The DREAMS team celebrated their gold medal quickly, and are already designing version 2.0. 

Their new set up will attempt to incorporate larger robots and synchronize them into a “mechanical ballet”. They hope to increase the sizes of the prints and build them as efficiently as possible. 

The larger robot prints a drone chassis while its bank of tools awaits deployment.

Version 2.0 of their work cell using a larger robot to print a drone. (Source: Virginia Tech)

“I think this project speaks to the future of additive manufacturing,” said Williams. “It is time to move beyond printing static parts in premade boxes and time to start thinking of ways to integrate 3D printing technology into advanced manufacturing workflows to enable the creation of truly multifunctional products.”

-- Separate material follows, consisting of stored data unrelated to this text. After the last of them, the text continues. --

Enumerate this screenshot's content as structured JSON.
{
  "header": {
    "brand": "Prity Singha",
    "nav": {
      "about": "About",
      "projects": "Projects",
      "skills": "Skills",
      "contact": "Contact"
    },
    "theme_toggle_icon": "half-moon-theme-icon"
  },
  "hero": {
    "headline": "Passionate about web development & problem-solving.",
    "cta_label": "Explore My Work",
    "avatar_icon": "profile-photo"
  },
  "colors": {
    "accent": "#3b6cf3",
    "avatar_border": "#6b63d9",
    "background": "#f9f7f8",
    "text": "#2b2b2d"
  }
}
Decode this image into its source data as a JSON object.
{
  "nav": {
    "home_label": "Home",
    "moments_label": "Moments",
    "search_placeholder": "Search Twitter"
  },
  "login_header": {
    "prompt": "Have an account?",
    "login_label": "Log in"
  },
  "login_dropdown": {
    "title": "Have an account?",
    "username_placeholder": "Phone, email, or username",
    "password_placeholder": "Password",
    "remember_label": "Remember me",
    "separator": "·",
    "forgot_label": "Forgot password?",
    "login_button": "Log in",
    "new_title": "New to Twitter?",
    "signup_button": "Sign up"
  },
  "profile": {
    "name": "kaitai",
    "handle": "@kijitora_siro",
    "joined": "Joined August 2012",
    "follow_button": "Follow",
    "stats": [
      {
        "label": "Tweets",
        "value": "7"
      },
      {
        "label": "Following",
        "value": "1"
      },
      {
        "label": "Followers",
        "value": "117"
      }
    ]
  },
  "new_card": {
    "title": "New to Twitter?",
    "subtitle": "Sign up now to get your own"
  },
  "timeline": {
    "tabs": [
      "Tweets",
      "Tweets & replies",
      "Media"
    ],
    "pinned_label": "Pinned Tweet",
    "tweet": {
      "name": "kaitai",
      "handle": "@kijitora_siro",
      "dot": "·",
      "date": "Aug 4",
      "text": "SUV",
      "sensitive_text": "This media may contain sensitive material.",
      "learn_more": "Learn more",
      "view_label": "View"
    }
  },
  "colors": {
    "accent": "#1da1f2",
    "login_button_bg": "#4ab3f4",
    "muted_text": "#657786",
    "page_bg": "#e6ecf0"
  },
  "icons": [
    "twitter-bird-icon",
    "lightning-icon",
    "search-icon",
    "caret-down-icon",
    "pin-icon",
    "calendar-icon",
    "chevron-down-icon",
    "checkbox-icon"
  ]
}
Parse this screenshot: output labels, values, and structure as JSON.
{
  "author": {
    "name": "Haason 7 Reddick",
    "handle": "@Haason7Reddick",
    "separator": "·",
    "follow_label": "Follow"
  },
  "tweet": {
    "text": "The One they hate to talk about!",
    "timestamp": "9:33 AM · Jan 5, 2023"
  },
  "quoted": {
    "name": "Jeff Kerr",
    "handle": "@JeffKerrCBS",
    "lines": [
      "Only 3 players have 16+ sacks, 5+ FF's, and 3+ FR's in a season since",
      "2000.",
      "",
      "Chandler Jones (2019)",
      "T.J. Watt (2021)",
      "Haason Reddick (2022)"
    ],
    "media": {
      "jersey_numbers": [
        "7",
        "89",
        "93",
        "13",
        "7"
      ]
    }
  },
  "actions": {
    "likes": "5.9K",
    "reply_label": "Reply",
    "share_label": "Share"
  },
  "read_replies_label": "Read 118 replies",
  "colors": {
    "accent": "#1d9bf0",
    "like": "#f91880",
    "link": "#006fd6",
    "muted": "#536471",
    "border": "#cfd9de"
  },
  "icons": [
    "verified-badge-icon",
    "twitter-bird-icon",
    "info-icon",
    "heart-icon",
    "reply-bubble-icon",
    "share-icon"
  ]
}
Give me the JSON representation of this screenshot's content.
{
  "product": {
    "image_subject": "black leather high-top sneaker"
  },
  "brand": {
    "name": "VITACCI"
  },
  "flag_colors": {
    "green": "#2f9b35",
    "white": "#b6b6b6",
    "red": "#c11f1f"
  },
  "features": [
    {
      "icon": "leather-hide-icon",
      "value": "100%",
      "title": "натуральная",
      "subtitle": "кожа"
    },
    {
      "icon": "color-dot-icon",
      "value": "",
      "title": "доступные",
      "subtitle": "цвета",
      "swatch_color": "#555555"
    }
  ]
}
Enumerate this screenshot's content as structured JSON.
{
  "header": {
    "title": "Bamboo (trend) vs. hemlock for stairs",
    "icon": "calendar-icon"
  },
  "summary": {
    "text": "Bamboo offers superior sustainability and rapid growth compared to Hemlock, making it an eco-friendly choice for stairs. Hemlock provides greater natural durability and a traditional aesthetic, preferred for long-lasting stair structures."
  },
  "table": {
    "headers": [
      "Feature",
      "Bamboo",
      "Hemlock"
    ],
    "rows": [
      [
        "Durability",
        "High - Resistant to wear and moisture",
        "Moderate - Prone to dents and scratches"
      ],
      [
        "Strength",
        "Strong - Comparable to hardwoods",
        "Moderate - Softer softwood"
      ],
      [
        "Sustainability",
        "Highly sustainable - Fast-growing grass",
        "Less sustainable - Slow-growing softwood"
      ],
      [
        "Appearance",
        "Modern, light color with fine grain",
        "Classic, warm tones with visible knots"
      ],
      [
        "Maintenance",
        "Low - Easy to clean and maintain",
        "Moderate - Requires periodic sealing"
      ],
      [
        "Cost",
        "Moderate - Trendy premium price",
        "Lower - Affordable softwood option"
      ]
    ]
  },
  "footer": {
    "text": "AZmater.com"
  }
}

There is a lot of potential with this work cell and could immediately be used to make reconnaissance vehicles for unmanned missions on Mars and here on Earth. Time will tell if this machinery will be the Tchaikovsky of the additive manufacturing world, but even if it is only an Adolphe Adam, it would still be groundbreaking for the field of 3D printing and assembly.

The full peer reviewed article can be found here. This project received an initial $75,000 from the NASA University Student Research Challenge and was followed by an additional $40,000 in funding from Boeing, Braskem, Cube Pilot, KDE Direct, Northrop Grumman, RoboDK, Stäubli, and Xoar.